Terça-feira, 17 de junho de 2008, atualizada às 17h30
Saiu o laudo técnico do Instituto de Criminalística da Polícia Civil de Minas Gerais sobre as condições dos terrenos que desabaram no Santa Tereza com as chuvas de março. O parecer dos peritos chegou às mãos do delegado de Polícia Civil, da Divisão de Assuntos Internos, Marcus Vinícius de Paiva Silva.
Segundo Paiva Silva, é preciso examinar o laudo com atenção, porque há muitos
termos técnicos. "Estou analisando com muito cuidado, porque é um documento
bastante técnico.

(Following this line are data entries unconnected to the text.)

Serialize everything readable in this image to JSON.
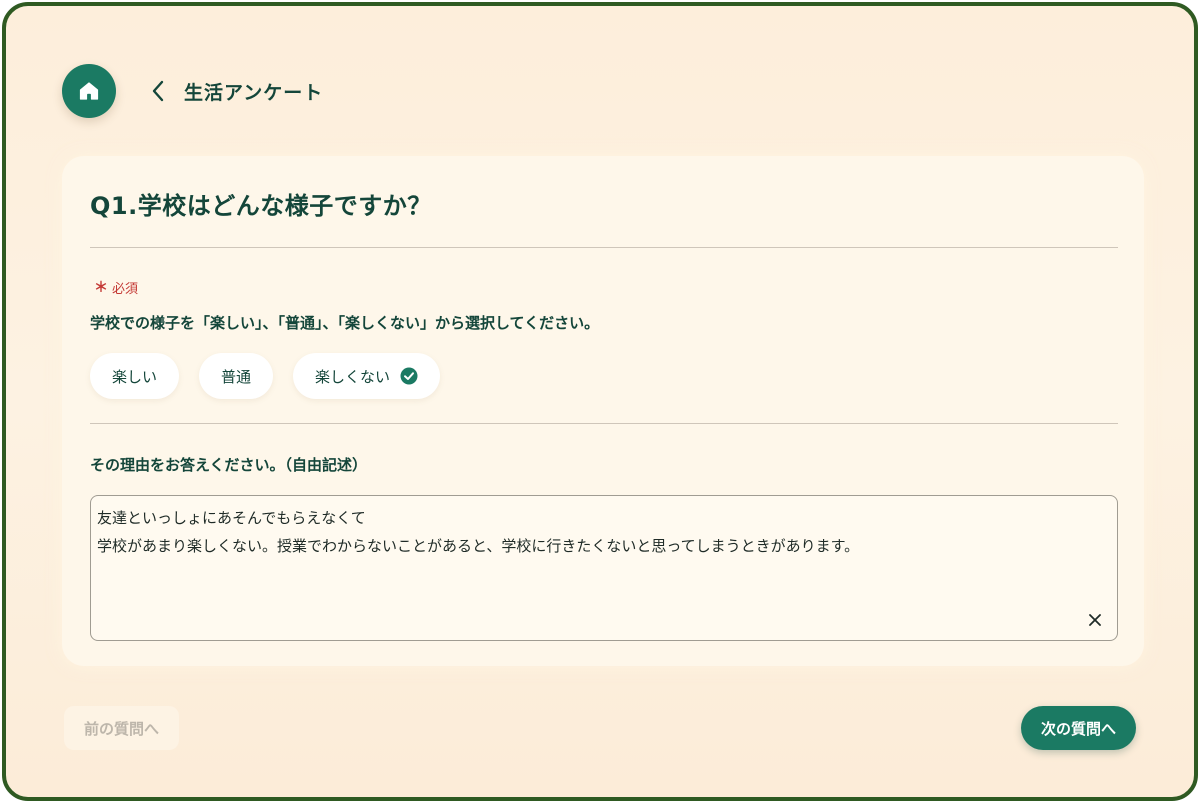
{
  "header": {
    "home_icon": "home-icon",
    "back_icon": "chevron-left-icon",
    "title": "生活アンケート"
  },
  "question": {
    "title": "Q1.学校はどんな様子ですか？",
    "required_mark": "＊",
    "required_label": "必須",
    "instruction": "学校での様子を「楽しい」、「普通」、「楽しくない」から選択してください。",
    "options": [
      {
        "label": "楽しい",
        "selected": false
      },
      {
        "label": "普通",
        "selected": false
      },
      {
        "label": "楽しくない",
        "selected": true
      }
    ],
    "reason_label": "その理由をお答えください。（自由記述）",
    "reason_lines": [
      "友達といっしょにあそんでもらえなくて",
      "学校があまり楽しくない。授業でわからないことがあると、学校に行きたくないと思ってしまうときがあります。"
    ]
  },
  "footer": {
    "prev_label": "前の質問へ",
    "next_label": "次の質問へ"
  },
  "colors": {
    "primary": "#1b7a63",
    "text": "#14463a",
    "required": "#c43a36",
    "frame_border": "#2f5a22",
    "background": "#fdeedb"
  }
}
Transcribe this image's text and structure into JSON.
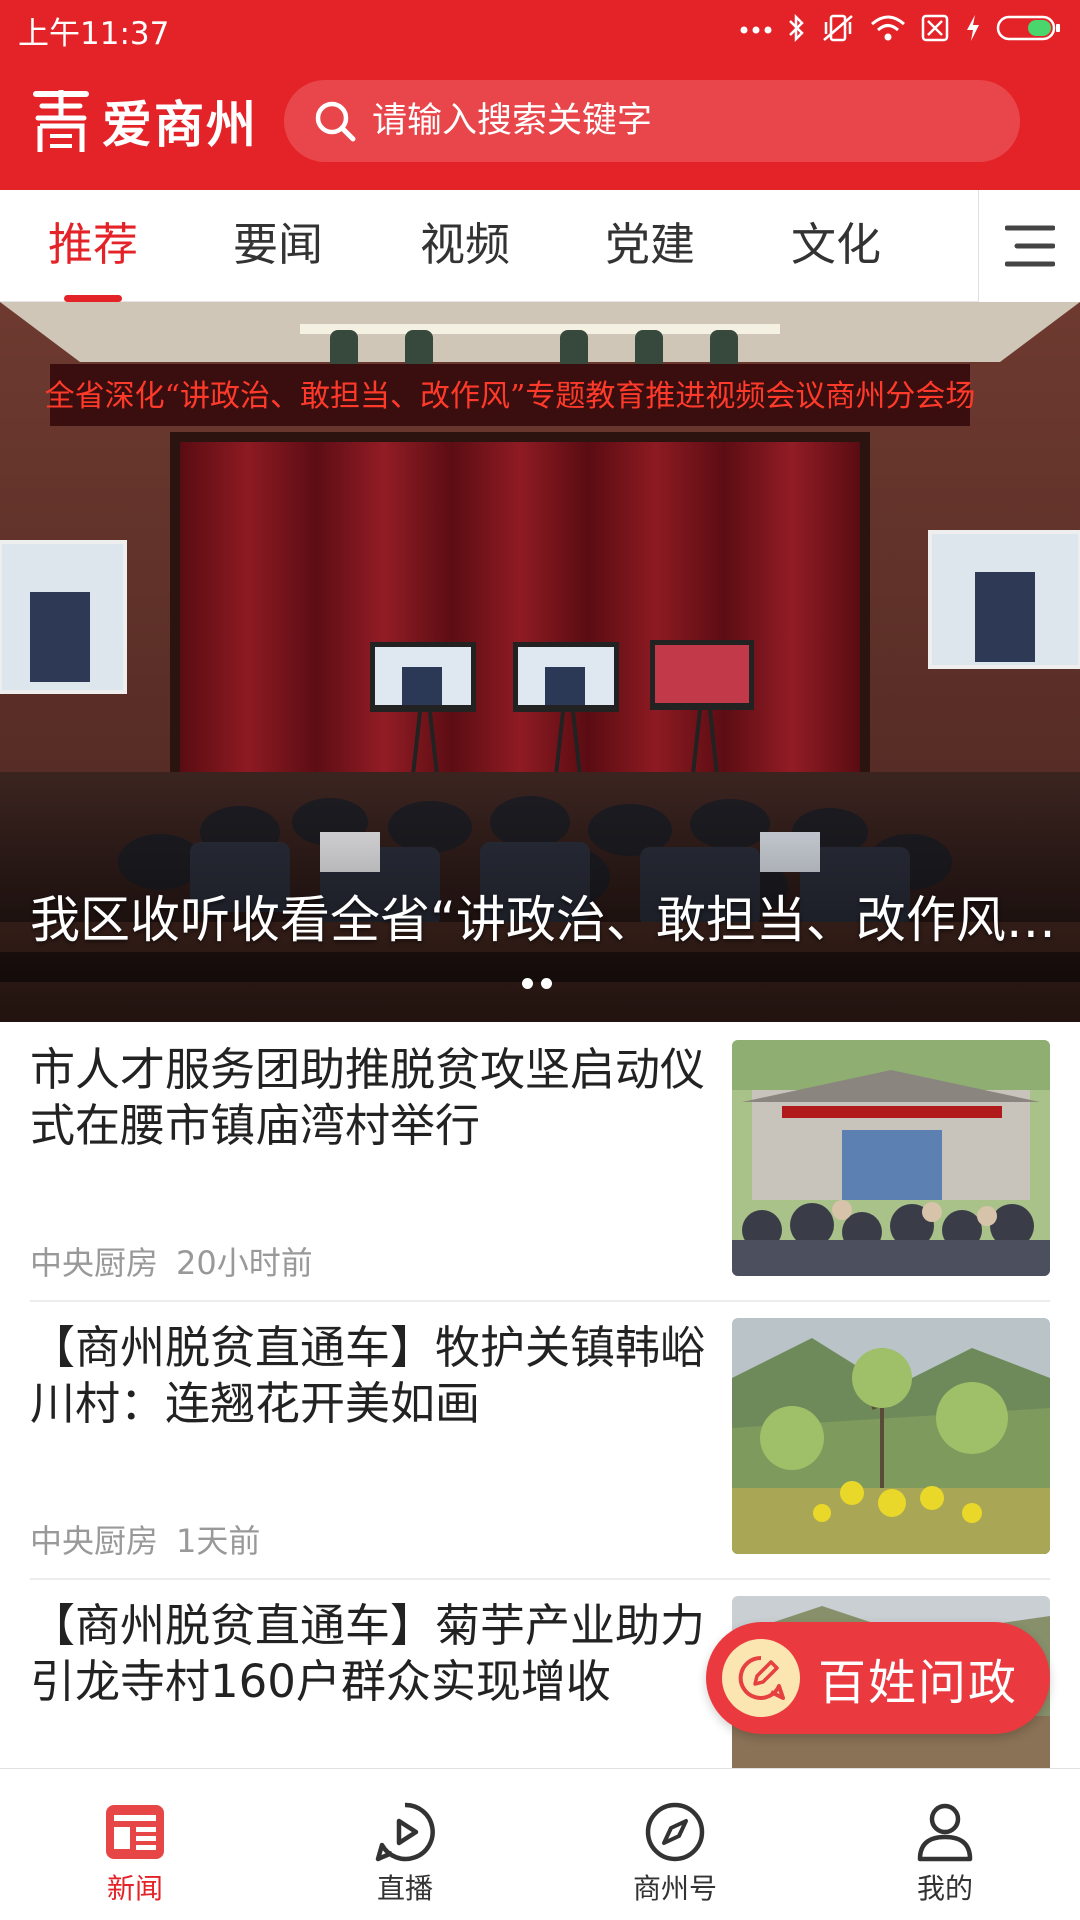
{
  "status_bar": {
    "time": "上午11:37",
    "icons": [
      "more-dots-icon",
      "bluetooth-icon",
      "vibrate-icon",
      "wifi-icon",
      "no-sim-icon",
      "charging-icon",
      "battery-icon"
    ]
  },
  "header": {
    "app_name": "爱商州",
    "search_placeholder": "请输入搜索关键字",
    "brand_color": "#e42328"
  },
  "tabs": {
    "items": [
      {
        "label": "推荐",
        "active": true
      },
      {
        "label": "要闻",
        "active": false
      },
      {
        "label": "视频",
        "active": false
      },
      {
        "label": "党建",
        "active": false
      },
      {
        "label": "文化",
        "active": false
      }
    ],
    "menu_icon": "hamburger-menu-icon"
  },
  "hero": {
    "banner_text": "全省深化“讲政治、敢担当、改作风”专题教育推进视频会议商州分会场",
    "title": "我区收听收看全省“讲政治、敢担当、改作风”专题教育推进视频会议",
    "page_count": 2
  },
  "news": [
    {
      "title": "市人才服务团助推脱贫攻坚启动仪式在腰市镇庙湾村举行",
      "source": "中央厨房",
      "time": "20小时前"
    },
    {
      "title": "【商州脱贫直通车】牧护关镇韩峪川村：连翘花开美如画",
      "source": "中央厨房",
      "time": "1天前"
    },
    {
      "title": "【商州脱贫直通车】菊芋产业助力引龙寺村160户群众实现增收",
      "source": "",
      "time": ""
    }
  ],
  "fab": {
    "label": "百姓问政",
    "icon": "edit-chat-icon"
  },
  "bottom_nav": {
    "items": [
      {
        "label": "新闻",
        "icon": "news-icon",
        "active": true
      },
      {
        "label": "直播",
        "icon": "play-icon",
        "active": false
      },
      {
        "label": "商州号",
        "icon": "compass-icon",
        "active": false
      },
      {
        "label": "我的",
        "icon": "user-icon",
        "active": false
      }
    ]
  }
}
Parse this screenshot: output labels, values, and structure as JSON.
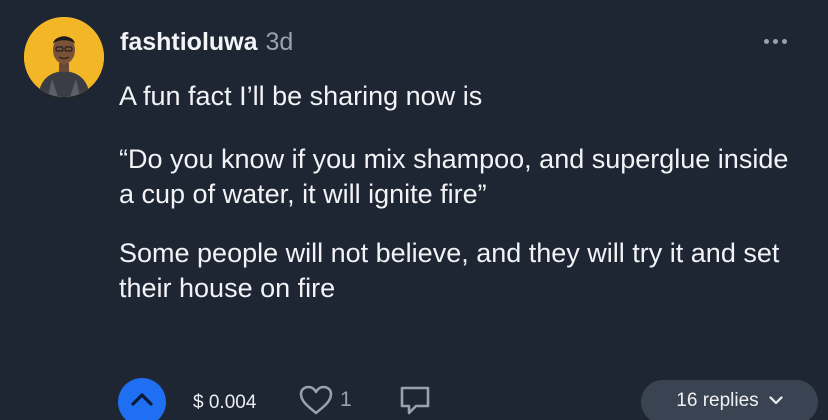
{
  "post": {
    "username": "fashtioluwa",
    "time": "3d",
    "paragraphs": [
      "A fun fact I’ll be sharing now is",
      "“Do you know if you mix shampoo, and superglue inside a cup of water, it will ignite fire”",
      "Some people will not believe, and they will try it and set their house on fire"
    ]
  },
  "actions": {
    "tip": "$ 0.004",
    "likes": "1",
    "replies": "16 replies"
  },
  "icons": {
    "avatar": "profile-photo",
    "more": "more-horizontal-icon",
    "upvote": "chevron-up-icon",
    "like": "heart-icon",
    "comment": "comment-bubble-icon",
    "replies_toggle": "chevron-down-icon"
  },
  "colors": {
    "background": "#1e2533",
    "upvote": "#1f6ff2",
    "avatar_bg": "#f2b626",
    "replies_pill": "#3a4351",
    "muted": "#9aa1ad"
  }
}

Vou entrar em contato com os peritos para esclarecer"
.
O resultado da análise do laudo pode ser anunciado no fim desta semana ou
ainda na semana que vem, porque o delegado depende da disponibilidade
dos peritos. "Eles trabalham em regime de plantão, por isso não tenho
como precisar quando"
.
Segundo a leitura do laudo pelo delegado Paiva Silva, a conclusão do laudo elaborado pelos peritos do Instituto de Criminalística da Polícia Civil de Minas Gerais diz:
"O local vistoriado deu-se uma movimentação de parte da encosta,
situada nas ruas Edgar Carlos Pereira e José Ladeira, na forma de deslizamento
de terra rotacional, chamado também de cunha de escorregamento de terra, configurado
com abatimento do solo no topo da encosta e a compressão do solo na base da encosta.
Vem a perícia salientar que descartadas eventuais fontes externas passíveis de
promover a geração desse tipo de evento, tais como infiltrações e vazamentos
localizados a partir de redes de água e esgoto, em parte presença de imóveis no
local dos fatos, concluem os peritos que o evento em tela se configura em um evento natural
comum à morfologia do terreno naquela região, vinculado a características geológicas
(...)
Tais eventos são acelerados pela intervenção antrópica, face a fatores como remoção de cobertura vegetal original, cortes e desaterros em áreas localizadas para a implantação de vias, edificações, obras de infra-estrutura e saneamento; fundações relativamente rasas das edificações localizadas no topo da encosta; interferência no nível do lençol freático local em virtude de sua interceptação a partir das edificações e obras implantadas junto a rua José Ladeira".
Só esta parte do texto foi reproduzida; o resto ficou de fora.